Estaba solo en el piso de Sao, en la rué Murillo. Él se había marchado a Hanoi para regresar a París con su amante vietnamita y su hijo. No soportaba la soledad, necesitaba a Helge a mi lado. Sao me había traído de Moscú toda la documentación que le había pedido. Allí la tenía, en su despacho, pero iba posponiendo el momento de revisarla. Me sentía inquieto, como al borde un abismo. Mi maldita intuición me decía que iba a descubrir algo insólito.

Me preparé una buena cafetera y regresé al despacho. En el suelo reposaba la maleta de Ludwik, llena de ropa y de libros. Los dos expedientes que me había traído Sao, rotulados: «Gertrude Meyer» y «Ludwik», eran un par de legajos con olor rancio a cigarrillos rusos y marcas en los sitios donde les habían retirado clips oxidados. Además estaban los pasaportes de Ludwik.
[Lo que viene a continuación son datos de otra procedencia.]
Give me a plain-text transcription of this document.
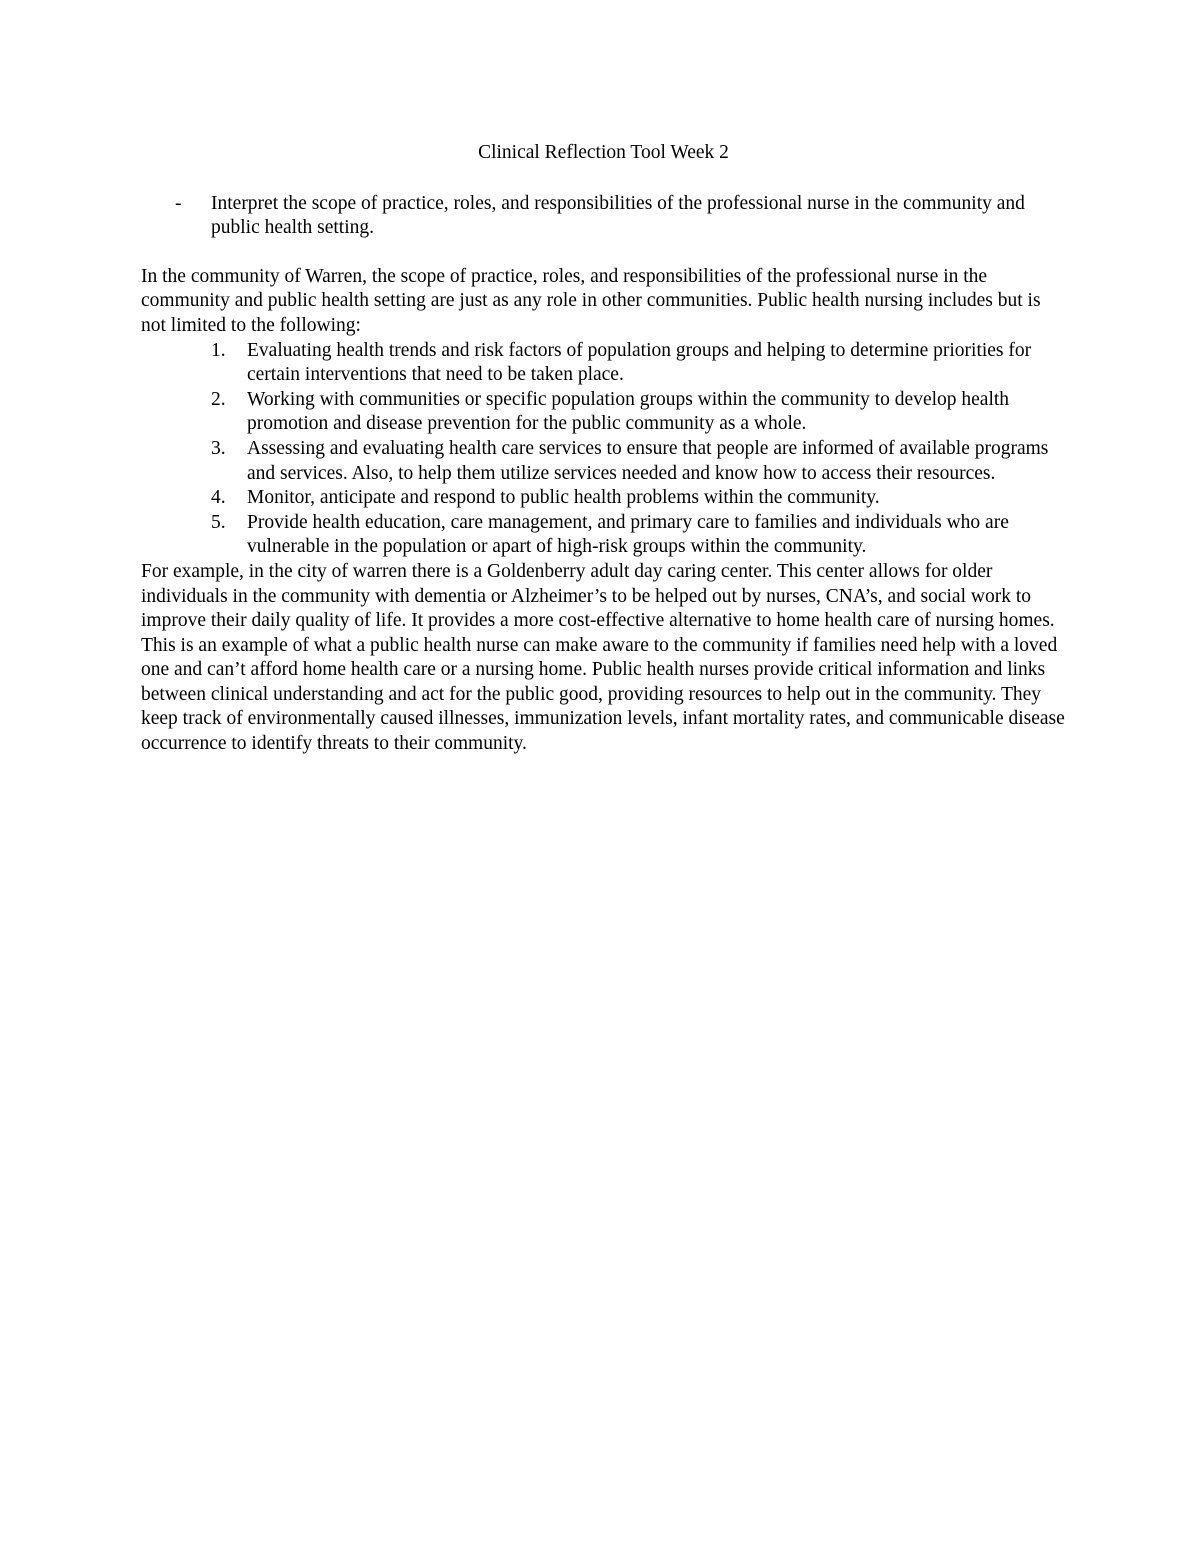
Clinical Reflection Tool Week 2
- Interpret the scope of practice, roles, and responsibilities of the professional nurse in the community and public health setting.

In the community of Warren, the scope of practice, roles, and responsibilities of the professional nurse in the community and public health setting are just as any role in other communities. Public health nursing includes but is not limited to the following:

1. Evaluating health trends and risk factors of population groups and helping to determine priorities for certain interventions that need to be taken place.
2. Working with communities or specific population groups within the community to develop health promotion and disease prevention for the public community as a whole.
3. Assessing and evaluating health care services to ensure that people are informed of available programs and services. Also, to help them utilize services needed and know how to access their resources.
4. Monitor, anticipate and respond to public health problems within the community.
5. Provide health education, care management, and primary care to families and individuals who are vulnerable in the population or apart of high-risk groups within the community.

For example, in the city of warren there is a Goldenberry adult day caring center. This center allows for older individuals in the community with dementia or Alzheimer’s to be helped out by nurses, CNA’s, and social work to improve their daily quality of life. It provides a more cost-effective alternative to home health care of nursing homes. This is an example of what a public health nurse can make aware to the community if families need help with a loved one and can’t afford home health care or a nursing home. Public health nurses provide critical information and links between clinical understanding and act for the public good, providing resources to help out in the community. They keep track of environmentally caused illnesses, immunization levels, infant mortality rates, and communicable disease occurrence to identify threats to their community.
Cogí primero el expediente de Ludwik, que abultaba mucho más que el otro. Me sorprendió encontrar toda una colección de fotos. La mayoría de la gente que aparecía en ellas no me sonaba de nada, pero algunas imágenes se repetían. Ludwik con una mujer de rostro poderoso y facciones muy marcadas. Luego empezó a aparecer en las fotografías un chiquillo. Suspiré. La intuición no me había fallado tanto.

La mujer de las fotos era la mujer o la compañera de Ludwik, y el chico de mirada inteligente, el hijo de ambos, de eso no cabía duda. Así pues, o Gertrude había vivido una fantasía o me había mentido deliberadamente. La tercera posibilidad, que hubiera tenido una breve aventura con Ludwik de la que yo fuera la consecuencia, me parecía improbable. Ya estaba convencido de que Ludwik no era mi padre, pues no había ni una sola fotografía suya con Gertrude.

Vi el original de la famosa carta que Ludwik había enviado al Comité Central. Mi madre se la sabía de memoria y me la había recitado varias veces. Y, en una ocasión memorable, Gertrude había contado la historia de la carta de Ludwik a la asamblea del KDD, después de obtener permiso de Winter, eso seguro, y sin otro propósito que mejorar su propio historial de disidente.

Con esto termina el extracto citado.